Talk surrounding mobile tends to focus on huge free-to-play products like Clash of Clans and Candy Crush Saga that make their money from in-app purchases. These games have millions of players and generate millions in revenue, but they also spend a ton of money on player acquisition and data mining in an attempt to squeeze every dollar out of each and every player. Additionally, some free-to-play titles employ techniques to get money from people when they are most vulnerable. For example, players are more likely to spend money to keep items they’ve collected when the game threatens to take them away after a game over. The European Union is currently holding hearings to address these kinds of business models.

Fireproof ignored all of that stuff and instead just made what it wanted to play.

“We had no experience in mobile,” Meade said. “We made it up as we went along. Our game wasn’t a service, and we believed in gamer word of mouth.”

So, does Meade think that Fireproof is doing things better than “freemium” developers like Supercell and King? It certainly seems that way.

“Maybe what mobile games needs is less databollocks and more devs who believe in gamers and what gamers want,” he said. “Who cares if free-to-play games’re making ‘$zintrillion’ if they’re barely games at all. Gamers need a space on mobile, and only we can create it.”

Fireproof is in no way making the kind of money that Supercell and King are bringing in, but it also might have a more stable model.
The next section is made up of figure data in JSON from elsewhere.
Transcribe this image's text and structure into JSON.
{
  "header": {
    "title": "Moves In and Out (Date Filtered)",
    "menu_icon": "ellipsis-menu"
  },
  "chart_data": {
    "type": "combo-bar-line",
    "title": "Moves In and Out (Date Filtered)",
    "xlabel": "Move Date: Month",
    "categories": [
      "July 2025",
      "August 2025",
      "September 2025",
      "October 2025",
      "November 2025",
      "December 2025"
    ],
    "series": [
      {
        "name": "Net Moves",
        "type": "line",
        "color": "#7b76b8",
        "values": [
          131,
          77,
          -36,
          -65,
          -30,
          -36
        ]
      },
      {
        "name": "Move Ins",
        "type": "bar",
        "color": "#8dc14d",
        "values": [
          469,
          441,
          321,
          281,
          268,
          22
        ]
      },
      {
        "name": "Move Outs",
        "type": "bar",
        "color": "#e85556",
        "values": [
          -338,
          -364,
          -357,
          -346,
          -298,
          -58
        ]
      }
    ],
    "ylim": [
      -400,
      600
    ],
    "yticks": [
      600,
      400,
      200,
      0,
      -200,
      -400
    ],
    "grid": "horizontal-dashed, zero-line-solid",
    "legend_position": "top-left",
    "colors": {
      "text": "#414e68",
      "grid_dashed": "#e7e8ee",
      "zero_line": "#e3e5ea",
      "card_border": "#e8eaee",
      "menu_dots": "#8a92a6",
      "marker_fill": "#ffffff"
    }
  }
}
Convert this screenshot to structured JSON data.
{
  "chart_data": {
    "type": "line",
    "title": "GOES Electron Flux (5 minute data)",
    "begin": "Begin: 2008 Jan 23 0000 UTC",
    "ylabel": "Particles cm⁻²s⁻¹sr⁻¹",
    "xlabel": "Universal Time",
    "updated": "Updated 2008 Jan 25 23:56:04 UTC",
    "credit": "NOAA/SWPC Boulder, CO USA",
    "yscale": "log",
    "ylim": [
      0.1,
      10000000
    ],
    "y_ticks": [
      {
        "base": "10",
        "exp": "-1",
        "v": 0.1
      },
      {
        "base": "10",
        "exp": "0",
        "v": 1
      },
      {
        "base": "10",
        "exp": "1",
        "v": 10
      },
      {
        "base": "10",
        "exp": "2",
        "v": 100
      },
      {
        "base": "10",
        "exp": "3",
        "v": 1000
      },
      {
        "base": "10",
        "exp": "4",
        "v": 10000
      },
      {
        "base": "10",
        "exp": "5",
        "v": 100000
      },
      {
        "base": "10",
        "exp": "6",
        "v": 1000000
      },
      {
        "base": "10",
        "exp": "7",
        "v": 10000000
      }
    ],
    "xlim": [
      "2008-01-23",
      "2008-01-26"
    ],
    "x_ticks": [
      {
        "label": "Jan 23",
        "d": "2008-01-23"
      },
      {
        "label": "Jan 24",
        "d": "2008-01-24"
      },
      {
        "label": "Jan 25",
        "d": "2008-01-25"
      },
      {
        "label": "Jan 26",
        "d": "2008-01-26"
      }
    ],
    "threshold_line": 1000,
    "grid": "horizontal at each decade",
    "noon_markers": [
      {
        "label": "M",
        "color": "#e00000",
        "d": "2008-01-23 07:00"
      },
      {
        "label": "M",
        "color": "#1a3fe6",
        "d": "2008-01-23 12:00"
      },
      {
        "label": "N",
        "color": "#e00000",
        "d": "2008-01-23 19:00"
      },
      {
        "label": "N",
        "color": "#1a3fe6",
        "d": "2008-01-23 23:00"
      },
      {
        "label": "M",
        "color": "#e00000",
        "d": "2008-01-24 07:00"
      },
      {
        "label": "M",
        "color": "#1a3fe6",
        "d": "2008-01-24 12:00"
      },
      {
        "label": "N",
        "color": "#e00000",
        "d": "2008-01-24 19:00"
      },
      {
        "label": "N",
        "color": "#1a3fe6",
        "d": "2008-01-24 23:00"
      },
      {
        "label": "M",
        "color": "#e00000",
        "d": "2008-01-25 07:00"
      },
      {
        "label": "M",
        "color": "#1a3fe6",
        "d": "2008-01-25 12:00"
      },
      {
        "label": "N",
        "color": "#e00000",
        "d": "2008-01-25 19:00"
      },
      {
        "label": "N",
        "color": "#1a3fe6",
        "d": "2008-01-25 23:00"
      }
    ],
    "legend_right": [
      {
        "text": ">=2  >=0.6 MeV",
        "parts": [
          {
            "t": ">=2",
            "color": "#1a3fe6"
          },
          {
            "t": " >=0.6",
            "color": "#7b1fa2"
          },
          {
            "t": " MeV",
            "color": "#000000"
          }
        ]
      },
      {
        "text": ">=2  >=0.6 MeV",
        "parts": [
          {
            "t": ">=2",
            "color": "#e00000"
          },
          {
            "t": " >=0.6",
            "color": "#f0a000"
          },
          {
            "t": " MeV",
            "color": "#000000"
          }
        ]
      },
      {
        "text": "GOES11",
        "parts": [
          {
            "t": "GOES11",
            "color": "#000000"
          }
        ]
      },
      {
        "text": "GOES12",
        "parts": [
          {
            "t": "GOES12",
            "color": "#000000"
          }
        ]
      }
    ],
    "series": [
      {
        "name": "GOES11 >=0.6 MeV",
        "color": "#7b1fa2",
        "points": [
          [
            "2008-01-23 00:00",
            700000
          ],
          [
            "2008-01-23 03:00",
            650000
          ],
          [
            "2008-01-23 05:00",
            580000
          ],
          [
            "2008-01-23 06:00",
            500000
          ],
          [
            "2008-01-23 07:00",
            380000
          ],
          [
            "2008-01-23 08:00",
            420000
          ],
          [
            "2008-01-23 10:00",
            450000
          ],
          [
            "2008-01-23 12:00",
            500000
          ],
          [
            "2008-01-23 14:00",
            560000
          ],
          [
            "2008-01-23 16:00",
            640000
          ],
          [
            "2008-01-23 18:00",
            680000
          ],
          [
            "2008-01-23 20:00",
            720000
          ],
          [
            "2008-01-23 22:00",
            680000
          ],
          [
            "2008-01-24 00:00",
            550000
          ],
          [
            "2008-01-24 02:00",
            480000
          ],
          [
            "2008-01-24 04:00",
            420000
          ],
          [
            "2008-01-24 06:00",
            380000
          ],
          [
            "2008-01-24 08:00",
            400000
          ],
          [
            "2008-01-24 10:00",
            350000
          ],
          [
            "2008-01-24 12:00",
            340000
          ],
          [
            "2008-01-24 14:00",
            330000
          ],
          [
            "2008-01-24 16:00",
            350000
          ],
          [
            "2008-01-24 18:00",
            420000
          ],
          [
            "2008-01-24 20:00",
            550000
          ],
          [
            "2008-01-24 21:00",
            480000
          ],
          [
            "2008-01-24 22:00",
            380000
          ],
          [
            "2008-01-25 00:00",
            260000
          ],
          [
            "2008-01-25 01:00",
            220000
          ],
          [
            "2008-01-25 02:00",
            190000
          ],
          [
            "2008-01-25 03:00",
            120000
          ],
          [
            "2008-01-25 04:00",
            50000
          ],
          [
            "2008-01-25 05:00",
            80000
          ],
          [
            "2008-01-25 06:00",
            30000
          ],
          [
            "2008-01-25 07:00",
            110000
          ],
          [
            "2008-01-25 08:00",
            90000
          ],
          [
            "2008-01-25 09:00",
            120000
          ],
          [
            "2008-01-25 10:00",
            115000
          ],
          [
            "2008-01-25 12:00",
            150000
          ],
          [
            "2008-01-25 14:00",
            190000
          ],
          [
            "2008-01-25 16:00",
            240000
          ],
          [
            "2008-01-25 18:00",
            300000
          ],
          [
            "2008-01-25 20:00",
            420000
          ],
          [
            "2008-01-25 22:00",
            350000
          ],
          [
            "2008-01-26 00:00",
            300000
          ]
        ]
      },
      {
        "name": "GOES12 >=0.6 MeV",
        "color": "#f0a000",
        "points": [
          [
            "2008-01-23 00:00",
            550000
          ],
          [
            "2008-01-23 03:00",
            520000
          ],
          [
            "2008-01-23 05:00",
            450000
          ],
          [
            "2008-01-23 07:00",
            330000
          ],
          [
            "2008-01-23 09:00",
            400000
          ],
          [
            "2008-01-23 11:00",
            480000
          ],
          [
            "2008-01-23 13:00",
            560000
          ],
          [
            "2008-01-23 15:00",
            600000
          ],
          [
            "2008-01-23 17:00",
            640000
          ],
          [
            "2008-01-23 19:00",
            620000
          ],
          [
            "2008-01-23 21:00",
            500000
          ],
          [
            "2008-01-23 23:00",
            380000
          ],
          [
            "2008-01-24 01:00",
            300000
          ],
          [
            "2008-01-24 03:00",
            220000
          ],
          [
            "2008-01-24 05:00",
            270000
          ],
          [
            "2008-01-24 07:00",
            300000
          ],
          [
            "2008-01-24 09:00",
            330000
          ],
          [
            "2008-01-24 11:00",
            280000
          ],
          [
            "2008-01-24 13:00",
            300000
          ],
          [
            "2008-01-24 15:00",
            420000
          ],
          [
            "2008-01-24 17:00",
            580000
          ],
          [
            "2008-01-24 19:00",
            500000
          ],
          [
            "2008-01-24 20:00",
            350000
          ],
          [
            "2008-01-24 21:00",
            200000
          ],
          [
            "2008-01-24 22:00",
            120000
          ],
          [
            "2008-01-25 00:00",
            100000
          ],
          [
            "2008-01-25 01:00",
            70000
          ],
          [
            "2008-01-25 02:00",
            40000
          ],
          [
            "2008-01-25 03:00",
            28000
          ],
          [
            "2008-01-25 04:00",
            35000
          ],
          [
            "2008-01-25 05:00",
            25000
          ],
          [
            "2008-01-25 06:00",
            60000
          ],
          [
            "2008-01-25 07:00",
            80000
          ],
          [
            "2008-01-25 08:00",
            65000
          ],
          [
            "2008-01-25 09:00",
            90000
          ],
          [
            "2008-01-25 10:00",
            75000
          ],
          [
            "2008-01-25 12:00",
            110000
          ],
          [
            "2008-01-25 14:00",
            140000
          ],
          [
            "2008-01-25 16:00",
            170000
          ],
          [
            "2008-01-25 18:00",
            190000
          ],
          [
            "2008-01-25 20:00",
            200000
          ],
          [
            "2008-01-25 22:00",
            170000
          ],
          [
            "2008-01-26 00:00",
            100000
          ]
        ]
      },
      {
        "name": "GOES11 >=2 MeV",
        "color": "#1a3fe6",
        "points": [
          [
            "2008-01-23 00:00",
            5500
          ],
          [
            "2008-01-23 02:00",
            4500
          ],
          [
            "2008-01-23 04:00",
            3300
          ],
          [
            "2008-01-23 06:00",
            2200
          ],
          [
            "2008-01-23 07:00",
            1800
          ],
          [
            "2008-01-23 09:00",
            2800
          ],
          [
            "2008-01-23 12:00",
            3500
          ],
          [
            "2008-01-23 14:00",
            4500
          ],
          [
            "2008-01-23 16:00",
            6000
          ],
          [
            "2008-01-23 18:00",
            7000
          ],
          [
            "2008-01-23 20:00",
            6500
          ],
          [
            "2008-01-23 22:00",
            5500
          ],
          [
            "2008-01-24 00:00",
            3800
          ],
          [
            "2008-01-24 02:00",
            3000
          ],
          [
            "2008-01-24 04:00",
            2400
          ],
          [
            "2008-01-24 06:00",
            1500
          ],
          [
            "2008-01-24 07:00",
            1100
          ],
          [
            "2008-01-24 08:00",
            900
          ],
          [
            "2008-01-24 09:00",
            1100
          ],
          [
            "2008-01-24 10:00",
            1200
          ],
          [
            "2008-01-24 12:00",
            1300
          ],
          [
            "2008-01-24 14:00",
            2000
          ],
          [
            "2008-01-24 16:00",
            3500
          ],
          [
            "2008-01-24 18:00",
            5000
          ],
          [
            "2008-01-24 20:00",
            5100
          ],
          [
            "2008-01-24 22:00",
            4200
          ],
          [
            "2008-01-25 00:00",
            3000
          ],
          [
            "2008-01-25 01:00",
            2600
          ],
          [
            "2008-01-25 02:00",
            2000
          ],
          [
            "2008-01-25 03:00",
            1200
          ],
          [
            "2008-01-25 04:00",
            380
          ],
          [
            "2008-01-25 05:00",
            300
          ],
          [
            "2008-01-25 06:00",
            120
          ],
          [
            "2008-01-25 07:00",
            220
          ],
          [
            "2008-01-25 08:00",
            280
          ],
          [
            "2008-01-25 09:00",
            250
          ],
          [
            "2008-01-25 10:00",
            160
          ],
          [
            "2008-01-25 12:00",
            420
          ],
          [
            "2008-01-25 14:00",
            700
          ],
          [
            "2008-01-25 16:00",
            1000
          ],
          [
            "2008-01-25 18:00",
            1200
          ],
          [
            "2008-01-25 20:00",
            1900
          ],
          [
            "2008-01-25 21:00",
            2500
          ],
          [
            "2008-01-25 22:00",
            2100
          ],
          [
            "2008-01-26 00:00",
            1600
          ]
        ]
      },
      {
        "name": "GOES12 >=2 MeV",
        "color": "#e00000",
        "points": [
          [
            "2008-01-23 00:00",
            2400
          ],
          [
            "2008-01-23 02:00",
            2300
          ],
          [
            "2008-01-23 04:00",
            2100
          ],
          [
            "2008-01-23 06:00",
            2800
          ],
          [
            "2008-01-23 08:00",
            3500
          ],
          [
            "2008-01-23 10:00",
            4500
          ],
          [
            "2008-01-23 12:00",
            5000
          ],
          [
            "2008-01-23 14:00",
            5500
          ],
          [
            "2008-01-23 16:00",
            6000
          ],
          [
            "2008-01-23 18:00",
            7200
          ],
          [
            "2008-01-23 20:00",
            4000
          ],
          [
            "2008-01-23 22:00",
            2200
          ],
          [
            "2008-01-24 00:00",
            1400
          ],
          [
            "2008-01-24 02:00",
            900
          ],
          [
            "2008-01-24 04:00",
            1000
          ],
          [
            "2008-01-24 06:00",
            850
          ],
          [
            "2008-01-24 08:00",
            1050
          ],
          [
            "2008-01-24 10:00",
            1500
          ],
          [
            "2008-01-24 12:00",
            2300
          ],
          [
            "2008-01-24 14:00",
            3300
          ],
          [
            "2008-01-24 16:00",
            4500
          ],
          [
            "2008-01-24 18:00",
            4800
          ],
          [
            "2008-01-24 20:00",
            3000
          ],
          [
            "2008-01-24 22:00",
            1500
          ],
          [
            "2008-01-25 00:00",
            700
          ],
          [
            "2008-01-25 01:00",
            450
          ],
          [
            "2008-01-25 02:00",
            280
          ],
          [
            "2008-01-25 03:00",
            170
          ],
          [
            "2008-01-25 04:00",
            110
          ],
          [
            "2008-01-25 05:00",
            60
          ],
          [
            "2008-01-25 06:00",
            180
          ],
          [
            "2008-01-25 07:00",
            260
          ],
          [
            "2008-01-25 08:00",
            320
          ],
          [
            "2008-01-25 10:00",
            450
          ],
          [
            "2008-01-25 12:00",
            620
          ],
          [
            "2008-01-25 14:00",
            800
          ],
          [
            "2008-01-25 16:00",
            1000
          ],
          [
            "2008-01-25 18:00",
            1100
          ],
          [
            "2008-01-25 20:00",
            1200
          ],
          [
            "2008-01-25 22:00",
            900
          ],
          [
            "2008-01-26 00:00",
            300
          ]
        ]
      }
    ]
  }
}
For example, as King’s Candy Crush Saga gets larger, the company has to spend more on player acquisition. This takes the form of ads on TV or in other apps that draw players to its title.

A huge number of people at King spend all of their time trying to figure out how to bring in new players, and it’s part of why King’s releases make so much money. But that infrastructure can also turn into a liability later in a game’s life. If King is spending a significant amount of money and resources to acquire new players, but older players start leaving faster than new ones are coming in, that’s a lot of money to keep an old game running. It puts a lot of the cost on the backend, as opposed to Fireproof, which spent the brunt of its budget upfront and can just keep reaping the rewards without having to take further risks.